Of course, it’s all relative, and the recent increase in houses on the market hasn’t erased the Island’s shortage of homes for sale. Inventory at the end of June — 6,407 listings — is roughly half of what it has averaged at that time of the year for the past decade, about 12,900.
That shortage led a record percentage of sales to go for above the sellers’ asking price. Among all sales on Long Island, excluding the East End, 59.2% sold for higher than the list price, which can be a sign there was a bidding war among buyers. In the second quarter of 2021, 45.8% of houses sold for above asking price.
The combination of prevalent bidding wars and a rising number of houses hitting the market make it a good time for sellers to list their home if they’re on the fence, said Barbara Schultis, senior executive manager of sales for Douglas Elliman in Merrick.
“We don’t know where the market will be in six months or a year or two from now,” Schultis said, “but right now you’re the shiny penny in the jar of change.”
Lynn Deeg, a real estate agent with Coldwell Banker American Homes in Ronkonkoma, said she’s noticed an uptick in inquiries from sellers compared with a few months ago and recently took on four listings.
“What’s different is more people calling me to put their houses for sale,” Deeg said. “Perhaps they were afraid the market might go down and they’re trying to grab the price.”
The number of listings has climbed on the East End as well. Listings rose 73% from the end of the first quarter to the second quarter on the North Fork and 33.5% in the Hamptons. More homes typically hit the market toward the end of the summer out East, said Todd Bourgard, Douglas Elliman’s senior executive regional manager of sales for the Hamptons.
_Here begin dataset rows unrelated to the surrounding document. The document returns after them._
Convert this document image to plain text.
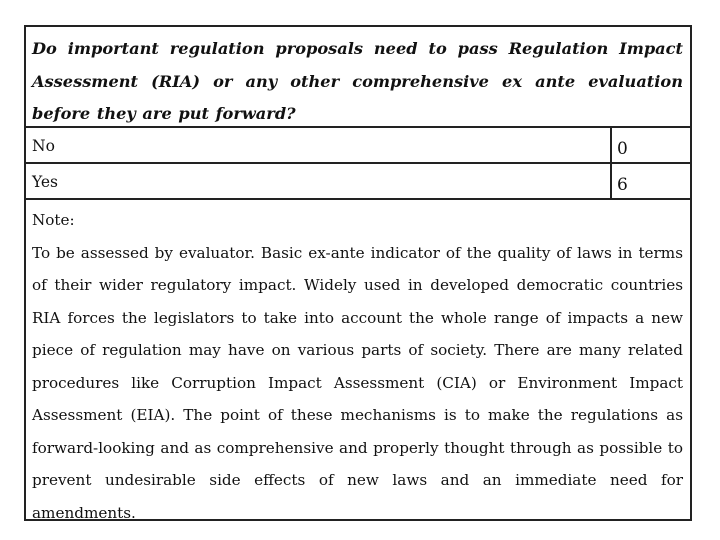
Do important regulation proposals need to pass Regulation Impact Assessment (RIA) or any other comprehensive ex ante evaluation before they are put forward?
No	0
Yes	6
Note:
To be assessed by evaluator. Basic ex-ante indicator of the quality of laws in terms of their wider regulatory impact. Widely used in developed democratic countries RIA forces the legislators to take into account the whole range of impacts a new piece of regulation may have on various parts of society. There are many related procedures like Corruption Impact Assessment (CIA) or Environment Impact Assessment (EIA). The point of these mechanisms is to make the regulations as forward-looking and as comprehensive and properly thought through as possible to prevent undesirable side effects of new laws and an immediate need for amendments.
Even as more homes come to market, Miller expects prices to plateau or rise more slowly rather than drop. The pandemic-era bidding wars, which have been tied to historically low interest rates, were never built to last, he said.
“That’s not a sustainable condition,” Miller said. “In many ways the spike in mortgage rates and the slowdown that it’s causing is probably better for the housing market in the long run.”
CORRECTION: Due to incorrect data supplied to Newsday, the number of houses for sale on Long Island at the end of June, excluding the Hamptons and the North Fork, was incorrect in an earlier version of this story. The earlier version also gave the wrong percentage increase from the end of March, as well as an incorrect percentage decrease of inventory compared with the end of June 2021 because of the flawed data.